There are many page replacement algorithms, one of them is LRU:
The least recently used page (LRU) replacement algorithm, though similar in name to NRU(Not recently used), differs in the fact that LRU keeps track of page usage over a short period of time, while NRU just looks at the usage in the last clock interval. LRU works on the idea that pages that have been most heavily used in the past few instructions are most likely to be used heavily in the next few instructions too. While LRU can provide near-optimal performance in theory (almost as good as Adaptive Replacement Cache), it is rather expensive to implement in practice. There are a few implementation methods for this algorithm that try to reduce the cost yet keep as much of the performance as possible.
One important advantage of LRU algorithm is that it is amenable to full statistical analysis. It has been proved, for example, that LRU can never result in more than N-times more page faults than OPT algorithm, where N is proportional to the number of pages in the managed pool.

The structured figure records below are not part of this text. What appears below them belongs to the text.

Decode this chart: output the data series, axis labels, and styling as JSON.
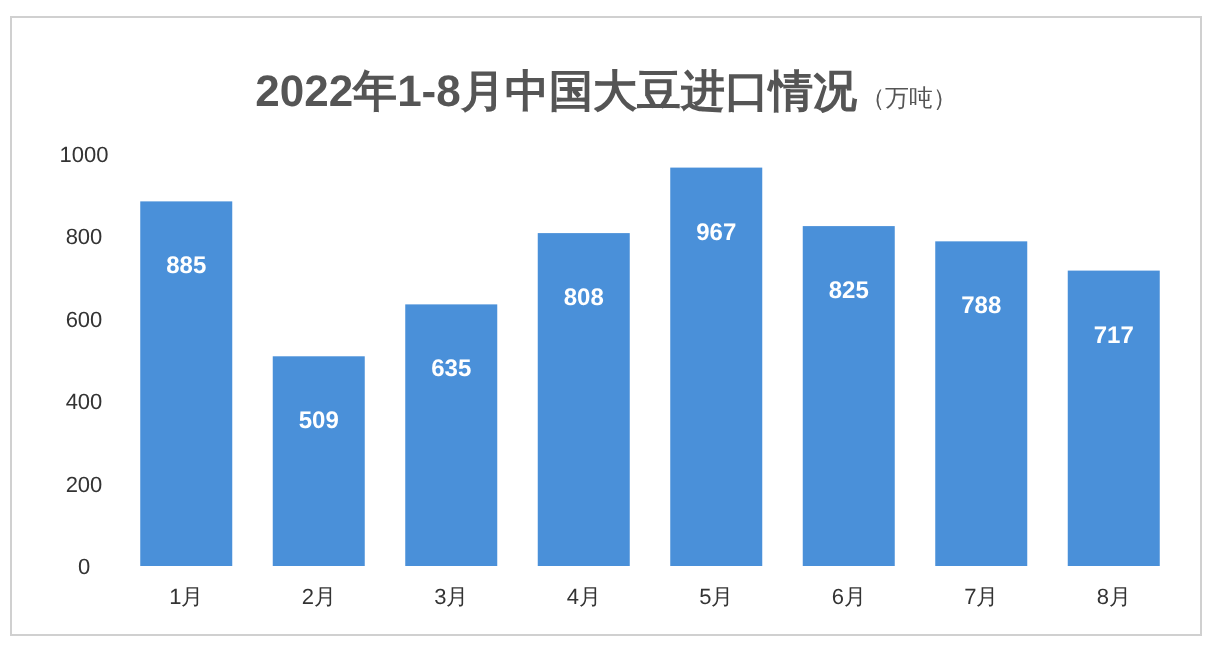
{
  "chart_data": {
    "type": "bar",
    "title": "2022年1-8月中国大豆进口情况",
    "subtitle": "（万吨）",
    "categories": [
      "1月",
      "2月",
      "3月",
      "4月",
      "5月",
      "6月",
      "7月",
      "8月"
    ],
    "values": [
      885,
      509,
      635,
      808,
      967,
      825,
      788,
      717
    ],
    "color": "#4a90d9",
    "ylim": [
      0,
      1000
    ],
    "yticks": [
      0,
      200,
      400,
      600,
      800,
      1000
    ],
    "data_labels": true,
    "grid": false
  }
}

The most expensive method is the linked list method, which uses a linked list containing all the pages in memory. At the back of this list is the least recently used page, and at the front is the most recently used page. The cost of this implementation lies in the fact that items in the list will have to be moved about every memory reference, which is a very time-consuming process.
Another method that requires hardware support is as follows: suppose the hardware has a 64-bit counter that is incremented at every instruction. Whenever a page is accessed, it gains a value equal to the counter at the time of page access. Whenever a page needs to be replaced, the operating system selects the page with the lowest counter and swaps it out. With present hardware, this is not feasible because the required hardware counters do not exist.
The LRU algorithm with 3 pages at most in the management pool runs as follows:
7 0 1 2 0 3 0 4 2 3 0 3 2 1 2 0 1 7 0 1 reference string
----------------------------------------------------------------------------------------
7 7 7 2 2 4 4 4 0 1 1 1
0 0 0 0 0 0 3 3 3 0 0 page frames in pool
1 1 3 3 2 2 2 2 2 7
12 page faults occurred.
For a given reference string, you need to calculate the number of page faults.
The first line contains an integer, the number of test cases. Each test case contains two lines, the first line is the capacity of the management pool m(0 < m ≤ 10000), and the length of reference string n(0 < n ≤ 100000). The next line contains exactly n integers, which indicate the reference sequence of page frames (page number ranged from 0 to n).
For each test case, the output should contains the number of page faults that occurred.